Parashat Hashavua: Those Who Argue With Prophecy

Harav Yosef Carmel


The first shrewd person who argued with prophecy and tried to present an alternative was Korach. Korach and his entourage became the symbol for generations of the worst kind of person who is involved in dispute – one who quarrels for selfish reasons. Moshe Rabbeinu saw this event as a watershed case which would determine the direction in which the state of affairs in Bnei Yisrael would flow from the spiritual perspective. That is the reason that Moshe made a demanding request of Hashem to intervene dramatically.

Moshe informed Korach and company: “Through this you will know that Hashem sent me to do all of these things, and it did not come from my heart. If these people will have a normal death … Hashem did not send me. But if Hashem will create something new and the earth will open its mouth and swallow them and all that is theirs, and they will go down alive to the grave, then you shall know that these people blasphemed Hashem” (Bamidbar 16:28-30). When matters turned out as they did, the Torah indeed records, “They and all that was theirs went down alive to the grave” (ibid. 33; see also how it is described in Tehillim 106:17).

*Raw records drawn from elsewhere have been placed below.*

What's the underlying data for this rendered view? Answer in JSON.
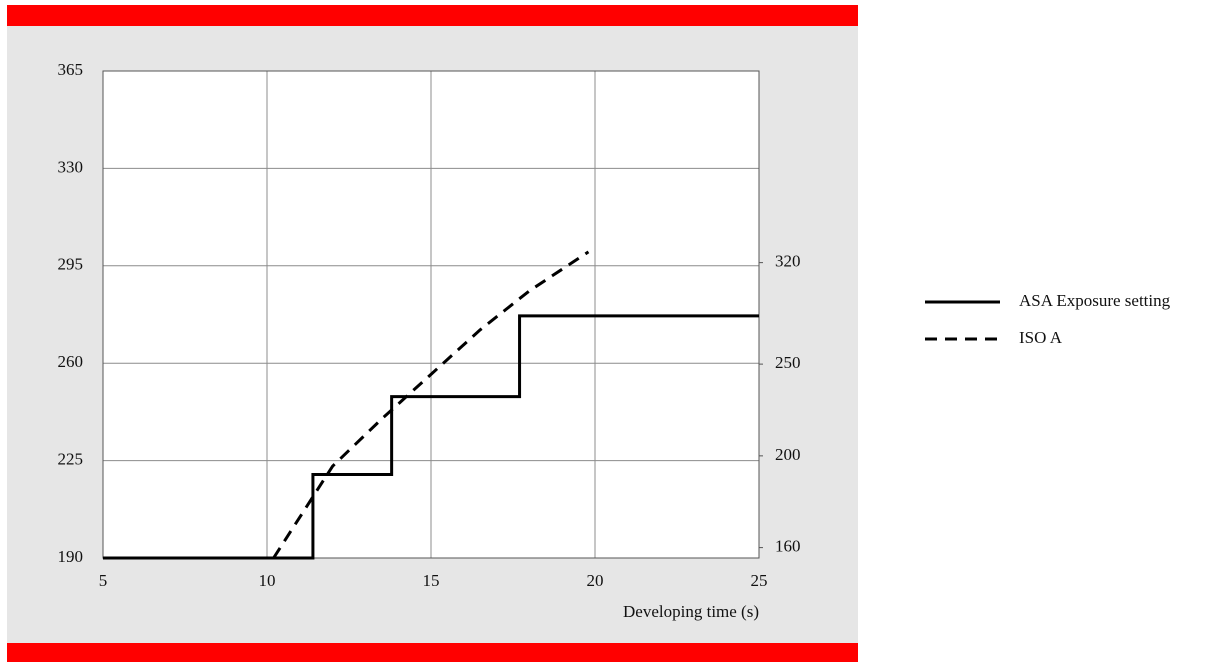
{
  "chart_data": {
    "type": "line",
    "x_label": "Developing time (s)",
    "xlim": [
      5,
      25
    ],
    "xticks": [
      5,
      10,
      15,
      20,
      25
    ],
    "ylim": [
      190,
      365
    ],
    "yticks": [
      190,
      225,
      260,
      295,
      330,
      365
    ],
    "y2lim": [
      156,
      510
    ],
    "y2ticks": [
      160,
      200,
      250,
      320
    ],
    "y2scale": "log",
    "grid": true,
    "legend": "right",
    "series": [
      {
        "name": "ASA Exposure setting",
        "color": "#000000",
        "dash": "solid",
        "x": [
          5,
          11.4,
          11.4,
          13.8,
          13.8,
          17.7,
          17.7,
          25
        ],
        "values": [
          190,
          190,
          220,
          220,
          248,
          248,
          277,
          277
        ]
      },
      {
        "name": "ISO A",
        "color": "#000000",
        "dash": "dashed",
        "x": [
          10.2,
          12,
          13.5,
          15,
          16.5,
          18,
          19.8
        ],
        "values": [
          190,
          223,
          240,
          256,
          272,
          286,
          300
        ]
      }
    ]
  }
}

This stresses the extent to which Moshe’s claim, that the critics were complaining about Hashem rather than Moshe, had great truth.

In the generation of the prophets Yeshaya (who prophesied in the Kingdom of Yehuda) and Amos (in the Kingdom of Yisrael), the phenomenon repeated itself. Men, apparently intellectuals, writers, and musicians, saw themselves as at least on the level of the prophet. They argued with the presentations of the prophet and his conclusions and interpreted current events as they saw fit and as people enjoyed hearing. In warning them of their folly, Yeshaya used the terminology that the Torah used under the parallel circumstances of Korach. “Therefore, the grave opened itself and its mouth opened wide without limit ...” (Yeshaya 5:14).

The linguistic similarity gives us tools to understand the prophet’s intention. The use of the same key words as appear in regard to Korach shows to what extent the people of Yeshaya’s time were guilty of the same severe sins of denying the legitimacy of the prophet.

Let us pray that we will merit to once again hear the exhortations of the prophets to follow the ways of Hashem in a more complete manner. By following the words of the prophets, we will be true students of Moshe and the prophets who served Hashem nobly.